In oltre 20 anni di attività instancabile, è riuscito a recuperare migliaia di spartiti, facendo risuonare tante melodie che tra il 1933 e il 1945 i prigionieri composero nei lager nazisti come un insopprimibile inno alla vita: è Francesco Lotoro, 52enne pianista e compositore di Barletta, il protagonista di Maestro, il film documentario di Alexander Valenti, coprodotto tra Italia e Francia e in uscita il 23 gennaio con Istituto Luce-Cinecittà in occasione del Giorno della Memoria.

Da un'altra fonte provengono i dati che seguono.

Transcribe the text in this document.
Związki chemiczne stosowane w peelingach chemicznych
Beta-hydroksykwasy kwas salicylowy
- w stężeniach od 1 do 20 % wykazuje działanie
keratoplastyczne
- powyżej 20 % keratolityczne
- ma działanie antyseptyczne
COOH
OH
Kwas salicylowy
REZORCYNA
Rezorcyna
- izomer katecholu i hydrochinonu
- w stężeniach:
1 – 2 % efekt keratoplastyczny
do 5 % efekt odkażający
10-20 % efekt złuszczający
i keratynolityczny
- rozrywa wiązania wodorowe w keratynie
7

"L'ingiustizia subita dal compositore non deve subirla la musica", dice Lotoro nel film: proprio con l'obiettivo di 'liberare' queste musiche, il musicista ha viaggiato in lungo e in largo, sempre sostenuto della moglie Grazia, alla ricerca di ogni partitura scritta nei campi di concentramento della Seconda Guerra Mondiale. Di trasferta in trasferta, ha incontrato i superstiti e i loro discendenti, in una febbrile e continua ripartenza verso ogni possibile nuova traccia. Dopo ogni ritrovamento, e dopo la necessaria trascrizione e interpretazione, il musicista ha fatto poi eseguire gli spartiti dalla sua Orchestra di Musica Concentrazionaria, a Roma e Los Angeles, New York e Milano, Dachau e Bruxelles, non solo per restituire la dignità alle vittime e combattere l'oblio, ma per dimostrare che nulla, nemmeno l'Olocausto, può spegnere la creatività e la vitalità dell'uomo.

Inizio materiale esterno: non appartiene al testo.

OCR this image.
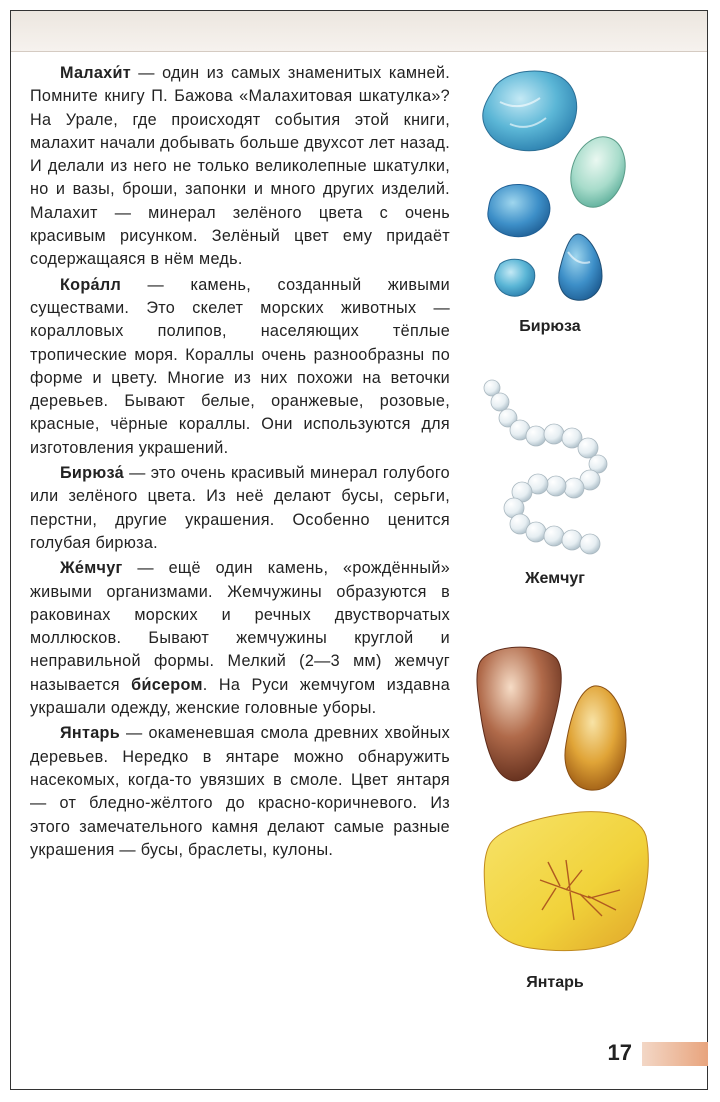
Малахи́т — один из самых знаменитых камней. Помните книгу П. Бажова «Малахитовая шкатулка»? На Урале, где происходят события этой книги, малахит начали добывать больше двухсот лет назад. И делали из него не только великолепные шкатулки, но и вазы, броши, запонки и много других изделий. Малахит — минерал зелёного цвета с очень красивым рисунком. Зелёный цвет ему придаёт содержащаяся в нём медь.

Кора́лл — камень, созданный живыми существами. Это скелет морских животных — коралловых полипов, населяющих тёплые тропические моря. Кораллы очень разнообразны по форме и цвету. Многие из них похожи на веточки деревьев. Бывают белые, оранжевые, розовые, красные, чёрные кораллы. Они используются для изготовления украшений.

Бирюза́ — это очень красивый минерал голубого или зелёного цвета. Из неё делают бусы, серьги, перстни, другие украшения. Особенно ценится голубая бирюза.

Же́мчуг — ещё один камень, «рождённый» живыми организмами. Жемчужины образуются в раковинах морских и речных двустворчатых моллюсков. Бывают жемчужины круглой и неправильной формы. Мелкий (2—3 мм) жемчуг называется би́сером. На Руси жемчугом издавна украшали одежду, женские головные уборы.

Янтарь — окаменевшая смола древних хвойных деревьев. Нередко в янтаре можно обнаружить насекомых, когда-то увязших в смоле. Цвет янтаря — от бледно-жёлтого до красно-коричневого. Из этого замечательного камня делают самые разные украшения — бусы, браслеты, кулоны.

Бирюза
Жемчуг
Янтарь
17
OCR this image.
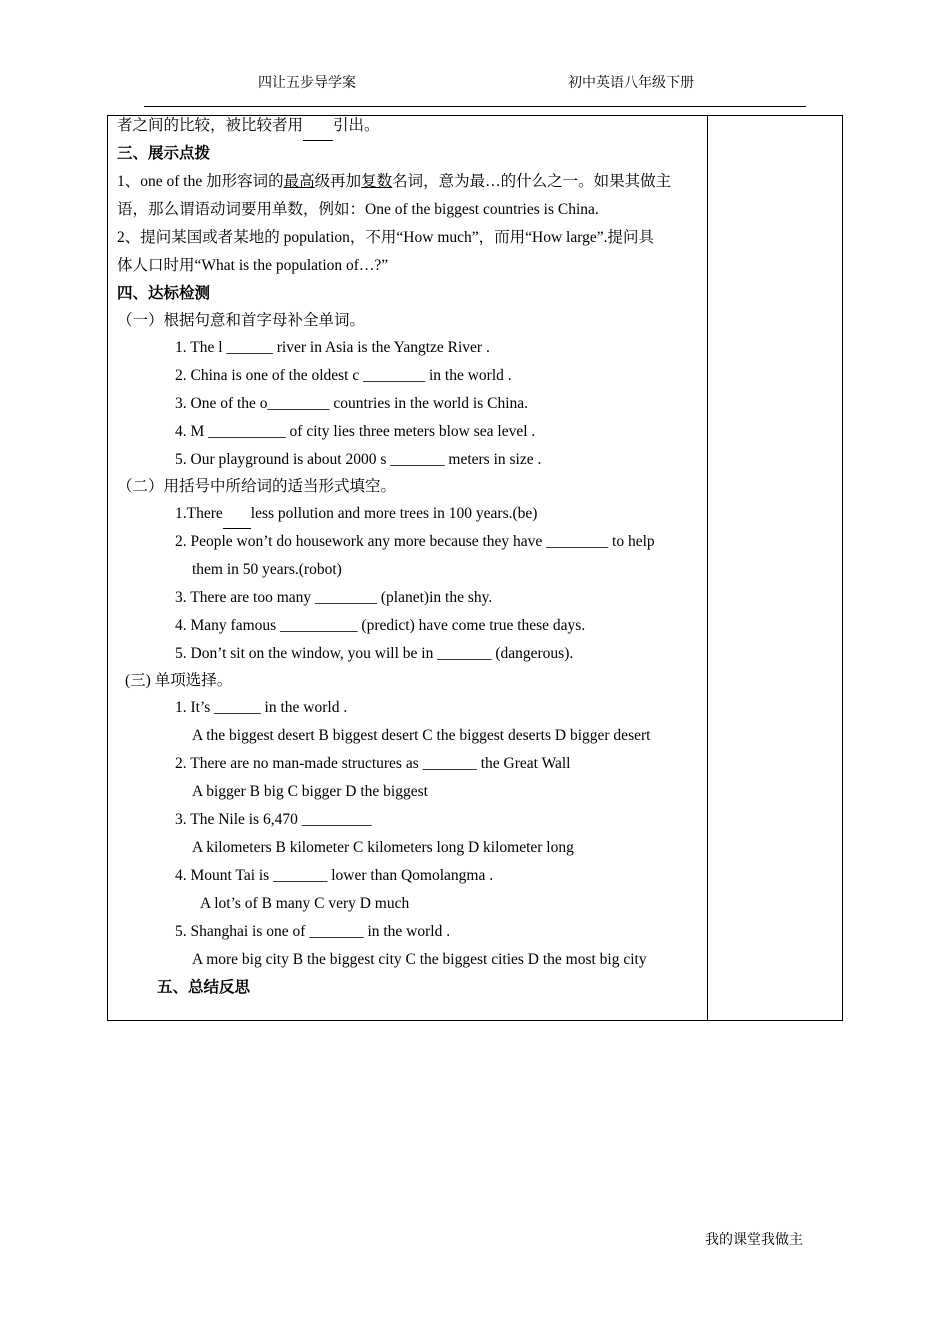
四让五步导学案	初中英语八年级下册
者之间的比较，被比较者用 引出。
三、展示点拨
1、one of the 加形容词的最高级再加复数名词，意为最…的什么之一。如果其做主
语，那么谓语动词要用单数，例如：One of the biggest countries is China.
2、提问某国或者某地的 population，不用“How much”，而用“How large”.提问具
体人口时用“What is the population of…?”
四、达标检测
（一）根据句意和首字母补全单词。
1. The l ______ river in Asia is the Yangtze River .
2. China is one of the oldest c ________ in the world .
3. One of the o________ countries in the world is China.
4. M __________ of city lies three meters blow sea level .
5. Our playground is about 2000 s _______ meters in size .
（二）用括号中所给词的适当形式填空。
1.There less pollution and more trees in 100 years.(be)
2. People won’t do housework any more because they have ________ to help
them in 50 years.(robot)
3. There are too many ________ (planet)in the shy.
4. Many famous __________ (predict) have come true these days.
5. Don’t sit on the window, you will be in _______ (dangerous).
(三) 单项选择。
1. It’s ______ in the world .
A the biggest desert B biggest desert C the biggest deserts D bigger desert
2. There are no man-made structures as _______ the Great Wall
A bigger B big C bigger D the biggest
3. The Nile is 6,470 _________
A kilometers B kilometer C kilometers long D kilometer long
4. Mount Tai is _______ lower than Qomolangma .
A lot’s of B many C very D much
5. Shanghai is one of _______ in the world .
A more big city B the biggest city C the biggest cities D the most big city
五、总结反思
我的课堂我做主
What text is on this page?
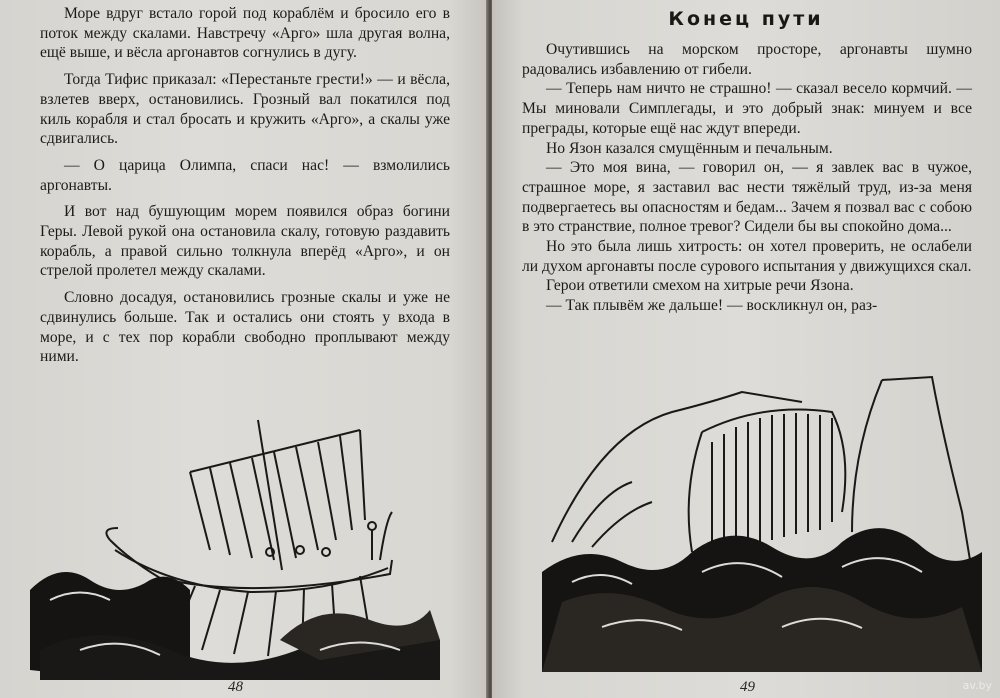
Море вдруг встало горой под кораблём и бросило его в поток между скалами. Навстречу «Арго» шла другая волна, ещё выше, и вёсла аргонавтов согнулись в дугу.

Тогда Тифис приказал: «Перестаньте грести!» — и вёсла, взлетев вверх, остановились. Грозный вал покатился под киль корабля и стал бросать и кружить «Арго», а скалы уже сдвигались.

— О царица Олимпа, спаси нас! — взмолились аргонавты.

И вот над бушующим морем появился образ богини Геры. Левой рукой она остановила скалу, готовую раздавить корабль, а правой сильно толкнула вперёд «Арго», и он стрелой пролетел между скалами.

Словно досадуя, остановились грозные скалы и уже не сдвинулись больше. Так и остались они стоять у входа в море, и с тех пор корабли свободно проплывают между ними.

48
Конец пути

Очутившись на морском просторе, аргонавты шумно радовались избавлению от гибели.

— Теперь нам ничто не страшно! — сказал весело кормчий. — Мы миновали Симплегады, и это добрый знак: минуем и все преграды, которые ещё нас ждут впереди.

Но Язон казался смущённым и печальным.

— Это моя вина, — говорил он, — я завлек вас в чужое, страшное море, я заставил вас нести тяжёлый труд, из-за меня подвергаетесь вы опасностям и бедам... Зачем я позвал вас с собою в это странствие, полное тревог? Сидели бы вы спокойно дома...

Но это была лишь хитрость: он хотел проверить, не ослабели ли духом аргонавты после сурового испытания у движущихся скал.

Герои ответили смехом на хитрые речи Язона.

— Так плывём же дальше! — воскликнул он, раз-

49	av.by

Attraverso documenti e musiche d'epoca, e filmati di alcuni degli ultimi incontri di Lotoro con i sopravvissuti, il film, che per il Giorno della Memoria verrà proiettato anche in alcune scuole (oltre alle proiezioni ufficiali a Barletta e a Parigi), documenta questo archivio musicale unico al mondo per ampiezza, completezza e sistematicità, nato per dar vita alla prima enciclopedia di musica concentrazionaria. Il suo valore è inestimabile: non solo perché gli autori sono di tantissime nazionalità (donne e uomini ebrei, rom, prigionieri politici, soldati e ufficiali francesi, russi, polacchi, olandesi, belgi, inglesi italiani, e perfino militari americani bianchi e neri) e di tutti i campi di concentramento (anche dei gulag siberiani) ma perché essi si trovarono a scrivere gli spartiti su qualsiasi supporto, dai sacchi di juta alla carta igienica ai ritagli di stoffa. Molte di queste melodie sono giunte fino a noi soltanto perché impresse e poi custodite per anni nella memoria dei sopravvissuti, il cui numero è sempre più esiguo: per questo Lotoro è in guerra contro il tempo. Il film, un vero road movie della memoria, racconta la sua storia e il suo coraggio, le conquiste e le delusioni, a partire da quella prima composizione recuperata nel 1990, un pezzo del pianista ceco Gideon Klein. "La musica concentrazionaria deve tornare a essere normale, a scrostarsi dalla Shoah, a essere fischiettata sotto la doccia", afferma Lotoro durante la conferenza stampa a Roma, "l'uomo ha sempre sublimato i sentimenti con la musica. Il lager ha magari determinato le modalità ma è solo la filigrana di questa musica.

Solo a volte il campo emerge prepotentemente". "Prima del film avevo salvato 4000 spartiti, ora dopo 2 anni di lavorazione, siamo a oltre 8000 partiture e 12000 documenti, ma c'è da fare ancora molto", prosegue, "ci sono tanti viaggi da fare e alcuni sono più urgenti di altri: grazie al film ho dimostrato che se non avessi l'incubo dei problemi economici potrei fare molto di più". Per sostenere il lavoro di Lotoro, nel 2015 è nata Last Musik, una onlus registrata presso il governo italiano: l'ultimissima iniziativa è la campagna di crowdfunding in cui è possibile acquistare i chilometri di viaggio che separano il Maestro da nuovi spartiti. Tra i prossimi progetti sostenuti dalla onlus la nascita nel 2020 di una cittadella della musica concentrazionaria a Barletta e nel 2022 la pubblicazione dell'Enciclopedia musicale curata dal compositore.